I had the next assumption bluntly thrown in my face once from an acquaintance from my amateur ballet days. The individual in question was a principal dancer with the Queensland Ballet who had choreographed a pas de deux that I had performed in an amateur production. I was walking down the main street in West End in Brisbane and happened across he and his wife. He introduced me to her as, “Roger, the snob!” This is in fact a prime example of what is known in psychology as the Fundamental Attribution Error (FAE). A curse to anyone suffering, even temporarily, from mental dis-ease. Put simply, it is a phenomenon whereby a person’s behaviour is attributed to an internal trait as opposed to an external influence.

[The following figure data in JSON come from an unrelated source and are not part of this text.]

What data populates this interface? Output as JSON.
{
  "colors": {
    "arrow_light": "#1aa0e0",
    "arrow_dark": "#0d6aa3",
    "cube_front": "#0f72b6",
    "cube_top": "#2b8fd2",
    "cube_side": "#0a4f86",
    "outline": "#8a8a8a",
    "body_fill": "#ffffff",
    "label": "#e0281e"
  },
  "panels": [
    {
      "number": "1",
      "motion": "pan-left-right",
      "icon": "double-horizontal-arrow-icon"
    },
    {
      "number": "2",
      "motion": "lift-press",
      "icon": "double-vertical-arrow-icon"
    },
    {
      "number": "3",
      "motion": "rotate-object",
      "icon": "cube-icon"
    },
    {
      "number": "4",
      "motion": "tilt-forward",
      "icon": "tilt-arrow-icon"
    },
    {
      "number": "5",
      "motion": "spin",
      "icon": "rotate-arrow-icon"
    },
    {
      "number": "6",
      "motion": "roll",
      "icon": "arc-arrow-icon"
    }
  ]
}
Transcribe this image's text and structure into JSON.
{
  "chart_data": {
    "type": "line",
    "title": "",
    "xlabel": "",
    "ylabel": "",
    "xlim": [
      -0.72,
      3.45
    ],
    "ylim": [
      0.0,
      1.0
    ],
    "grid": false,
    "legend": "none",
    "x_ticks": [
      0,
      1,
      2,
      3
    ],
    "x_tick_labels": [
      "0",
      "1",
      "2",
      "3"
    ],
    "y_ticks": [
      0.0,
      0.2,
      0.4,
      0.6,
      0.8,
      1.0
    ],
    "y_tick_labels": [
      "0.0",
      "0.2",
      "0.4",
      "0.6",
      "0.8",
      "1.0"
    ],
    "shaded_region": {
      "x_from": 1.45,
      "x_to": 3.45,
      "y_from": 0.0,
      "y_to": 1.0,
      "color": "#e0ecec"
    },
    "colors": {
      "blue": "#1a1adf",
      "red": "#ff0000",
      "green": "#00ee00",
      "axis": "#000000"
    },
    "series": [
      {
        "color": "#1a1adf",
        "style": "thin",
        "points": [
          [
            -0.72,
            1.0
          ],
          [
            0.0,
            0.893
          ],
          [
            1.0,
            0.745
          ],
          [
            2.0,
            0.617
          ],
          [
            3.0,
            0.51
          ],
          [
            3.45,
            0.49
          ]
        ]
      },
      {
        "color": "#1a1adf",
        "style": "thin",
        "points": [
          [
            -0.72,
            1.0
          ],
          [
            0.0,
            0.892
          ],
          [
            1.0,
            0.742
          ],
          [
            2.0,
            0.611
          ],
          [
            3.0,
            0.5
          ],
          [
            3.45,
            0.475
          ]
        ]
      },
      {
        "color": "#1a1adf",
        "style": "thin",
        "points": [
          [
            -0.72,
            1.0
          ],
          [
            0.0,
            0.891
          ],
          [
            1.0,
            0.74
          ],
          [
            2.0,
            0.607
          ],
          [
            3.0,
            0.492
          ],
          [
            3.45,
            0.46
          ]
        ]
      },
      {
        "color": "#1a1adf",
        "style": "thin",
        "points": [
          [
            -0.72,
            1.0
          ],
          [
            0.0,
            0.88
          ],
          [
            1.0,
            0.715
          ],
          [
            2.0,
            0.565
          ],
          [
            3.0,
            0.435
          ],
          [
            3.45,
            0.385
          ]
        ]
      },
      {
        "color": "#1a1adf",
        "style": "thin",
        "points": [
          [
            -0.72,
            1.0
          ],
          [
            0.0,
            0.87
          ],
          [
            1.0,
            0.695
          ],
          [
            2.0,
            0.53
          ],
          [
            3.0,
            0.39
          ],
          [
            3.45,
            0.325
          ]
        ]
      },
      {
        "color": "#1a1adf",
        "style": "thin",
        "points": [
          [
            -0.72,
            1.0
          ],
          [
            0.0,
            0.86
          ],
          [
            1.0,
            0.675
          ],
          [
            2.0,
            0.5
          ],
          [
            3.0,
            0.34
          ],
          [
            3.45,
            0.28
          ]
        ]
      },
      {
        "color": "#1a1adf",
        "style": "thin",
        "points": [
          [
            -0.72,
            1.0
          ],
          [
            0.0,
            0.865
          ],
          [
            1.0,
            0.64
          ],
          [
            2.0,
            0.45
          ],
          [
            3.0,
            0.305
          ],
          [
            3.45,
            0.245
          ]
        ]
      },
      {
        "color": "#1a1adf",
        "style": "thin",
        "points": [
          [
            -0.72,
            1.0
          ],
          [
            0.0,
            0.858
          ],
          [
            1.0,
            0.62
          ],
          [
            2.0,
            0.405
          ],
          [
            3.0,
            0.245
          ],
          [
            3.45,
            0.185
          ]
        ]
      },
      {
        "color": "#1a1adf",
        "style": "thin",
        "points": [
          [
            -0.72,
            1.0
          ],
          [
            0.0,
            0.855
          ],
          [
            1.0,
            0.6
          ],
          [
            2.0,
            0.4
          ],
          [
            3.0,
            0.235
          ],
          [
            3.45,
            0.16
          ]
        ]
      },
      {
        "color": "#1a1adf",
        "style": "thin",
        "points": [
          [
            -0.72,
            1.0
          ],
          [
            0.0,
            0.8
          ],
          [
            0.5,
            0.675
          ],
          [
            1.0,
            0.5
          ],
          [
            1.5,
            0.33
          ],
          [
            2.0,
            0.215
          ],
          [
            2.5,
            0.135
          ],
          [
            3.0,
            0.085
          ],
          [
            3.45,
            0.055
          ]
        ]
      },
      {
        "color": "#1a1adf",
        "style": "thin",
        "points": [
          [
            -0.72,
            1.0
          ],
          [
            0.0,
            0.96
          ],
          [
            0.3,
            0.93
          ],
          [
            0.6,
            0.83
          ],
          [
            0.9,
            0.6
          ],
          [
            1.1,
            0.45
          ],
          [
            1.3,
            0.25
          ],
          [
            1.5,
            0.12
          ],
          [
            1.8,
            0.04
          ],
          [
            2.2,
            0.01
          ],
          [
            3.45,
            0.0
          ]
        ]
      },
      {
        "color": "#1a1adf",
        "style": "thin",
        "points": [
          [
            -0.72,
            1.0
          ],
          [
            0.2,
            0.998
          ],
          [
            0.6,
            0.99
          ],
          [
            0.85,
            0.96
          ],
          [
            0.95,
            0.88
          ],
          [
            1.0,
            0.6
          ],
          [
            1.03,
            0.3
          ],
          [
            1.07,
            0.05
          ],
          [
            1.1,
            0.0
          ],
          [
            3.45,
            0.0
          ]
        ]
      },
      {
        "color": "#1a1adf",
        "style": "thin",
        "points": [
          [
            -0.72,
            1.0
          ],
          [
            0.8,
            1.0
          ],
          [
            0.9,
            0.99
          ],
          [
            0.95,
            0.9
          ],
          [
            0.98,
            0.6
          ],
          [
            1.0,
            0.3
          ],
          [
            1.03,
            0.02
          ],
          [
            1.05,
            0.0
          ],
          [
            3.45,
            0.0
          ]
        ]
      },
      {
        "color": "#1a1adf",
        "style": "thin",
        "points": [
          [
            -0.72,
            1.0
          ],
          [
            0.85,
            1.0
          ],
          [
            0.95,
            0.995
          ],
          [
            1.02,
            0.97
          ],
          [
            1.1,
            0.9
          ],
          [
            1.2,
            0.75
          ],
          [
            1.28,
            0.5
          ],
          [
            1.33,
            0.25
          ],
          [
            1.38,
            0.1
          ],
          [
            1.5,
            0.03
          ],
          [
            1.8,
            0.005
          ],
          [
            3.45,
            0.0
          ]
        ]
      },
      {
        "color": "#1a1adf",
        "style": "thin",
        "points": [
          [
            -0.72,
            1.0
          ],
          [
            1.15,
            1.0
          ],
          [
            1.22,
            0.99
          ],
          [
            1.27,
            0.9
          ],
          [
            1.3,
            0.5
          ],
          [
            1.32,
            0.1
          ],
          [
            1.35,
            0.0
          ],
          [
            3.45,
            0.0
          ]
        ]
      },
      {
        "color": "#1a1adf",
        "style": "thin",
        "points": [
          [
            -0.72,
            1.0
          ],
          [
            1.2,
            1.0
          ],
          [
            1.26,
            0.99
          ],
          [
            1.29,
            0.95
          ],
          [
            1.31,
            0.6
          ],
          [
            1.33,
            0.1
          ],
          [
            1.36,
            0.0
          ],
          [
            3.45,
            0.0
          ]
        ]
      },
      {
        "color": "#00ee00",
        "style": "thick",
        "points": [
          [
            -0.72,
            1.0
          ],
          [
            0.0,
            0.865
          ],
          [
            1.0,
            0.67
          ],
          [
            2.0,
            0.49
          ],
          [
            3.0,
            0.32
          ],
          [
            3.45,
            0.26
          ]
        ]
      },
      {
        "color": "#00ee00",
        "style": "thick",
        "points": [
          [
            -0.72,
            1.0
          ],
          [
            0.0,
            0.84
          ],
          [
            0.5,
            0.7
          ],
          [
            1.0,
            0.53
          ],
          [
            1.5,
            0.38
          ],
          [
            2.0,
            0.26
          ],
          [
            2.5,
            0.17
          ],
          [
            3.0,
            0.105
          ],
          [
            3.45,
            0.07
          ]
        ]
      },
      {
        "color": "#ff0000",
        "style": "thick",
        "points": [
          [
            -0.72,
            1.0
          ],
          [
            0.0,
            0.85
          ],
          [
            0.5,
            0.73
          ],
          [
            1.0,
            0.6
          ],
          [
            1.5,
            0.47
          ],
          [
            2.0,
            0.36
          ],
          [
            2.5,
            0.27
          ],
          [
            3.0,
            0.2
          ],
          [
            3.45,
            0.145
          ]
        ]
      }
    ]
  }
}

So, to this principal dancer, the reason that I was quiet and withdrawn was not because I was suffering, as I have since childhood, major depression as a result of various abusive personalities and traumatic experiences. The reason, to his minds assumptions, was that I consciously chose not to be talkative and bubbly towards him because I saw myself as superior, ie a snob. Fundamental Attribution Error is essentially an act of cognitive laziness. It is a failure on the part of those who engage in it to reason more deeply as to the motivations and causes behind the behaviour of others. It is cognitively easier to attribute a behaviour as an internal, consistent trait of the individual rather than as a temporary state resulting from environmental circumstances. That would require the individual to use cognitive resources to conceive of possible environmental explanations.

One expects ignorant bigots, to have a complete deficit in empathy. The real hurter is family, and people you considered friends who show you absolutely no understanding or compassion. This lack of compassion causes so much extra unnecessary pain. That is why it is so important for sufferers to surround themselves with a social network that is understanding and supportive…if they can. I have to admit from personal experience, that understanding, empathic people are very hard to find, even among the clinical profession that is supposed to be there to help. Of course, having studied psychology and seen the plethora of privileged young people studying psychology who don’t appear to have any sense of suffering beyond missing an episode of their favourite tv program, I’m not surprised that they don’t show empathy with their clients. Don’t give up trying to find empathic people though, and don’t give up on seeking therapy either. A competent cognitive behaviour therapist will help you recover despite being a compassionless twit. It is the structured program of CBT that does the work. It would be nice to live in a world where those of us who suffer depression are not told, “Cheer up”,or even worse, “Harden Up”, as if that is the problem, it would make recovery from depression so much easier. The general attitude and lack of understanding of people towards those of us with depression however adds an extra layer of stress in our lives and a perceived need to keep our affliction to ourselves. We live in fear of the treatment we will receive from neurotypicals.

Addendum: I thought I should mention that I have finally found genuinely empathic therapists who have helped me immeasurably.